Changing Policies and Perspectives: Eboni Freeman ’21

Eboni Freeman '21

Eboni Freeman ’21 has always been interested in the intersection of psychology and law, and her current position with the Georgia Justice Project (GJP), made possible through the Davidson Impact Fellows Program, allows her to learn more about both.

When she first applied to Davidson, Freeman dreamed of working for the FBI in the behavioral analysis unit. Her obsession with the show Criminal Minds led her to major in psychology.

 “I see so many issues in the legal system, and I think maybe the best way to change it is from the outside,” she said. “I think that’s how I found GJP. They really look from the outside in, evaluating issues and seeing how they can change policy and people’s minds and perspectives.”

The Atlanta-based non-profit works with record restriction. They provide criminal defense for individuals who otherwise could not afford an attorney. They also implement policy reform.

The GJP team was instrumental in the writing and passing of Senate Bill 288 (SB288), which has opened the door to allow for more things to be restricted and sealed on people’s criminal records, allowing people to more easily secure jobs and housing. The bill significantly expands expungement in Georgia by providing for restriction and sealing of certain misdemeanor and felony convictions and provides protection for employers who engage in second chance hiring.

“Some of our clients’ records are so old,” Freeman explained. “They’ve made strides in their lives to implement changes. They really just want to get back to work and provide for their families. This bill provides individuals with second chances.”

Freeman gives a lot of credit to the college’s careers team for helping her define her path after Davidson. She worked at the career center during her time at Davidson and says Assistant Director Kelli Robinson was a great resource to her.
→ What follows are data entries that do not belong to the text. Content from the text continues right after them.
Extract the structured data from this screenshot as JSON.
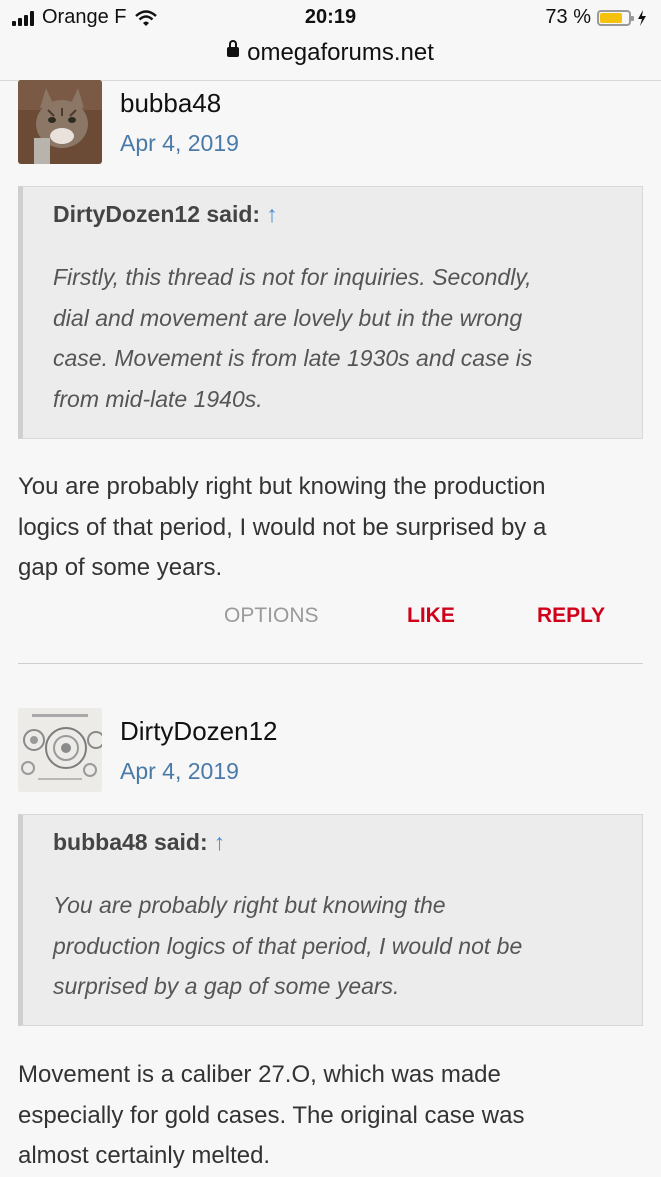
{
  "status_bar": {
    "carrier": "Orange F",
    "time": "20:19",
    "battery": "73 %"
  },
  "browser": {
    "url": "omegaforums.net"
  },
  "posts": [
    {
      "author": "bubba48",
      "date": "Apr 4, 2019",
      "quote": {
        "header": "DirtyDozen12 said:",
        "arrow": "↑",
        "lines": [
          "Firstly, this thread is not for inquiries. Secondly,",
          "dial and movement are lovely but in the wrong",
          "case. Movement is from late 1930s and case is",
          "from mid-late 1940s."
        ]
      },
      "message": [
        "You are probably right but knowing the production",
        "logics of that period, I would not be surprised by a",
        "gap of some years."
      ],
      "actions": {
        "options": "OPTIONS",
        "like": "LIKE",
        "reply": "REPLY"
      }
    },
    {
      "author": "DirtyDozen12",
      "date": "Apr 4, 2019",
      "quote": {
        "header": "bubba48 said:",
        "arrow": "↑",
        "lines": [
          "You are probably right but knowing the",
          "production logics of that period, I would not be",
          "surprised by a gap of some years."
        ]
      },
      "message": [
        "Movement is a caliber 27.O, which was made",
        "especially for gold cases. The original case was",
        "almost certainly melted."
      ]
    }
  ]
}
Together, they navigated post-graduate conversations and evaluated various internship and fellowship opportunities.

Freeman’s time at GJP has helped confirm her desire to go to law school.

“My plan currently is to stay with GJP one more year, study for the LSAT and then go to law school,” she said. “After that, I haven’t really thought about it. I know that GJP is somewhere I’d like to come back to. If not, I’d like to implement this important work in another state.”